Malaysian Chinese doctor on the frontline at Scarborough Hospital subjected to racist abuse

A Malaysian Chinese doctor working on the NHS’s frontline against coronavirus is urging people to speak out against racism.

Friday, 27th March 2020, 2:50 pm

Yee Yong See, a respiratory medicine registrar at Scarborough Hospital, says he and colleagues have been encountering prejudice since the pandemic began.

“I just wish the public to react more humanely and not to do anything disheartening to the huge bunch of us from the Far East who are servicing the NHS as health care assistants, cleaners, nurses and doctors,” he said.

Doctor See, 31, started work in the UK in 2015 as a junior doctor and has been working at Scarborough Hospital since August last year.

Dr See and some of his colleagues urging people to speak out against racism.

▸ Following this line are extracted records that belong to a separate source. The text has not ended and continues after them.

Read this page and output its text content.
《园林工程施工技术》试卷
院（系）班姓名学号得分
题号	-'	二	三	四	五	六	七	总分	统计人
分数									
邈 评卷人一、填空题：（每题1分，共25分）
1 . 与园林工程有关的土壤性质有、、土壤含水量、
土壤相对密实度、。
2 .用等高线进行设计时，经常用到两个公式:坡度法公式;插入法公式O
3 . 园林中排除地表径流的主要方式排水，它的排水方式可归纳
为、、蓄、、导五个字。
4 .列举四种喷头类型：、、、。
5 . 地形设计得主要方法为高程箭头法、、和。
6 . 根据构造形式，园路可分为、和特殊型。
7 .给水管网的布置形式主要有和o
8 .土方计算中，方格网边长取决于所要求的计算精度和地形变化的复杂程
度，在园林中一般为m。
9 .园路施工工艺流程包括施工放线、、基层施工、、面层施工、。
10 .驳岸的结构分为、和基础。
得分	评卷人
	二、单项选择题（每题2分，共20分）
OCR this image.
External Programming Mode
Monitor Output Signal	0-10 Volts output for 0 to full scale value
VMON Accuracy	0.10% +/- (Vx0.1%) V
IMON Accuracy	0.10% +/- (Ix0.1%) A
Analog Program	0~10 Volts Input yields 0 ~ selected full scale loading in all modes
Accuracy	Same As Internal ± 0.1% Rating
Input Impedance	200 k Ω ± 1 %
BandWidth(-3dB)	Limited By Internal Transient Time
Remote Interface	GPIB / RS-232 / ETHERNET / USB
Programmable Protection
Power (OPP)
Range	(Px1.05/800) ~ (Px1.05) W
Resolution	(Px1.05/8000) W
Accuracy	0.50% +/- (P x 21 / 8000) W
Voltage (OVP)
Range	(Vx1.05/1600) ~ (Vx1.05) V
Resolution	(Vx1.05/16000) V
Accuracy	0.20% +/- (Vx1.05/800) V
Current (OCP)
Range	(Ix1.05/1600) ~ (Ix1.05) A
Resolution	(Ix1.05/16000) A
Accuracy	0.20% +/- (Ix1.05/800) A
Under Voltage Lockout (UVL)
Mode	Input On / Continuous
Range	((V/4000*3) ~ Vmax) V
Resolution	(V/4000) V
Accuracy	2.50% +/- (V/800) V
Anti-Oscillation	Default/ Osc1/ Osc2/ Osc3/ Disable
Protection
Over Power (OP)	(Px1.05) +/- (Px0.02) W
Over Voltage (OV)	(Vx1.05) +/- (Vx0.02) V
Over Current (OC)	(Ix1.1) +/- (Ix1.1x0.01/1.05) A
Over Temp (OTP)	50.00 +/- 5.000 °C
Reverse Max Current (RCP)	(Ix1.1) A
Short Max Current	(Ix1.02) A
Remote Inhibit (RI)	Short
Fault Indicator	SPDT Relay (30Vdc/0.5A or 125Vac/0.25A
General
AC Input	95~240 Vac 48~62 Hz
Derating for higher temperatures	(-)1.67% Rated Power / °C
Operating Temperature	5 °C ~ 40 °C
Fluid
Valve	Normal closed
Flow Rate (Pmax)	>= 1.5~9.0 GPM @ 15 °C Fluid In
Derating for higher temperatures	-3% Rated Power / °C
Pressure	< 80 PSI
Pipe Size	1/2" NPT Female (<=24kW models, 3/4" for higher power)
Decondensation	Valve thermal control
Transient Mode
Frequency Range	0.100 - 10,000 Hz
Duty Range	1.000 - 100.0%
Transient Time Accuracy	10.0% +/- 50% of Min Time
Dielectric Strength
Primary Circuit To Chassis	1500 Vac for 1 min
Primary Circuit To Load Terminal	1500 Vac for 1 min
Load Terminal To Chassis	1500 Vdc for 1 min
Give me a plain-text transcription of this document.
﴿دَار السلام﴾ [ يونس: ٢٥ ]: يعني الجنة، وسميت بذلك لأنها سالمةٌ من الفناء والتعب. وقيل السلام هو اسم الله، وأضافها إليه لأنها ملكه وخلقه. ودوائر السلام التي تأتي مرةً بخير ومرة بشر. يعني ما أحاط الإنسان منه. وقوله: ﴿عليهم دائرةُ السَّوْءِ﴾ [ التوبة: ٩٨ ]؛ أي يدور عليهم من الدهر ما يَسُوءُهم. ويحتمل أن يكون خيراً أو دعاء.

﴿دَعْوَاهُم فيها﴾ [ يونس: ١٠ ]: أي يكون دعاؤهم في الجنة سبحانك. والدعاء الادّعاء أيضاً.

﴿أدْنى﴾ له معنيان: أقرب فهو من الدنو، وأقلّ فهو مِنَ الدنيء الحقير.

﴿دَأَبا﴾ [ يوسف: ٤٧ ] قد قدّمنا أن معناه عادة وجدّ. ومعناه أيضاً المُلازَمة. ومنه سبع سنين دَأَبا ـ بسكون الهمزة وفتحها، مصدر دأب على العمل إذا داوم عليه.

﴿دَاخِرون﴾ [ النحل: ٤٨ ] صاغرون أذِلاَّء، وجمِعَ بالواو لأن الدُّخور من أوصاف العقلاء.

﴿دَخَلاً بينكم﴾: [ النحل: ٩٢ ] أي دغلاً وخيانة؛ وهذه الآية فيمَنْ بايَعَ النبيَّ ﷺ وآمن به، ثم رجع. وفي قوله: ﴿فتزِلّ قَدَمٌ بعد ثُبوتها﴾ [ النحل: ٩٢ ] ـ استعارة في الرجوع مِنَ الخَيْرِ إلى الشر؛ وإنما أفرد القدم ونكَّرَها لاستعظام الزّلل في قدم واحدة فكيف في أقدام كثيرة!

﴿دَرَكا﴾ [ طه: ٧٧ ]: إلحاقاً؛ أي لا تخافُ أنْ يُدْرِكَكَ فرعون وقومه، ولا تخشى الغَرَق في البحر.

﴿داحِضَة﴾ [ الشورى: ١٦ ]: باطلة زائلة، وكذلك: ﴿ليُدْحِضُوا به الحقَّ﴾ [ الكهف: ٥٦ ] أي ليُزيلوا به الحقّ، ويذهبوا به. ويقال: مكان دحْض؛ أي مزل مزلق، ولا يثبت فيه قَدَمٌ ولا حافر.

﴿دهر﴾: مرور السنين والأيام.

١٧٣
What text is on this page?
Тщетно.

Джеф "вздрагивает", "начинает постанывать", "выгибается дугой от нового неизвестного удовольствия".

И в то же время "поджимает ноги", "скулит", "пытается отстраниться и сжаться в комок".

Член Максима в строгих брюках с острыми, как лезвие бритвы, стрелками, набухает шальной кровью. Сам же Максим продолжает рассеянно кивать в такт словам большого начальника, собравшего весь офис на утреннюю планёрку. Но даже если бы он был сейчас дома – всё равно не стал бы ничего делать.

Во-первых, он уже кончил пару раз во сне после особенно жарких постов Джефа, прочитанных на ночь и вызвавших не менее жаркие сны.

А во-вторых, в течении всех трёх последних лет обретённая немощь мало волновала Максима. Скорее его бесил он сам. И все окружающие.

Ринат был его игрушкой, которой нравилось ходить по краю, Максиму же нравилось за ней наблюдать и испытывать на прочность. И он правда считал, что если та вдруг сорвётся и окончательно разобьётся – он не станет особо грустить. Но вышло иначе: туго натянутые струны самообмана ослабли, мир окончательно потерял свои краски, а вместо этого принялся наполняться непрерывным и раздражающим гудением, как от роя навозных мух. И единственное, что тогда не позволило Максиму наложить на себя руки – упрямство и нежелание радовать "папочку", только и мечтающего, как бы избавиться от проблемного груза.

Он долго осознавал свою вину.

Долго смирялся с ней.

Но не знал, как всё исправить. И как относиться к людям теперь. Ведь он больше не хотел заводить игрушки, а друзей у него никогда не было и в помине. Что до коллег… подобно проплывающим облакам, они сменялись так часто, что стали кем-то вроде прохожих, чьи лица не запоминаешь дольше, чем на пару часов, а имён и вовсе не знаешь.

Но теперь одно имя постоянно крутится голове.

The coronavirus pandemic has seen his workload increase massively and he is incredibly busy providing medical aid to people from across the area.

But he said he was recently outside Sainsbury’s, where he had been buying milk for his newborn, when he was shouted at by a gang of youths using “vulgar language”.

Just a few days later, about to start a four-day stretch of night shifts, he was in Boots when he was again subjected to racist language.

“There was a middle-aged lady looking for analgesics on one of the aisles. I walked past her, politely uttering 'sorry, excuse me'.

“Her response was outrageous. She critcised me for doing that. I shook my head and ignored her. She decided to go on and on.

“Just when I was about to engage with her with an argument, a gentleman stepped in and asked her to not be racist.

“Another colleague who is Malaysian Chinese as well told me that, while he was doing a patient review over the weekend at Scarborough Hospital, he was told by a patient that the virus came from his kind - Chinese.”

Dr See said he and the rest of his colleagues are facing mounting pressures and extra hours but they are not asking for extra pay, just common courtesy.

He added that hearing another patient wish him well and thank him had really touched him.

“We are not asking for extra pay or additional respect but any disheartening attitudes definitly are not helpful. In contrary, a simple 'thank you and take care' would make our day,” he said.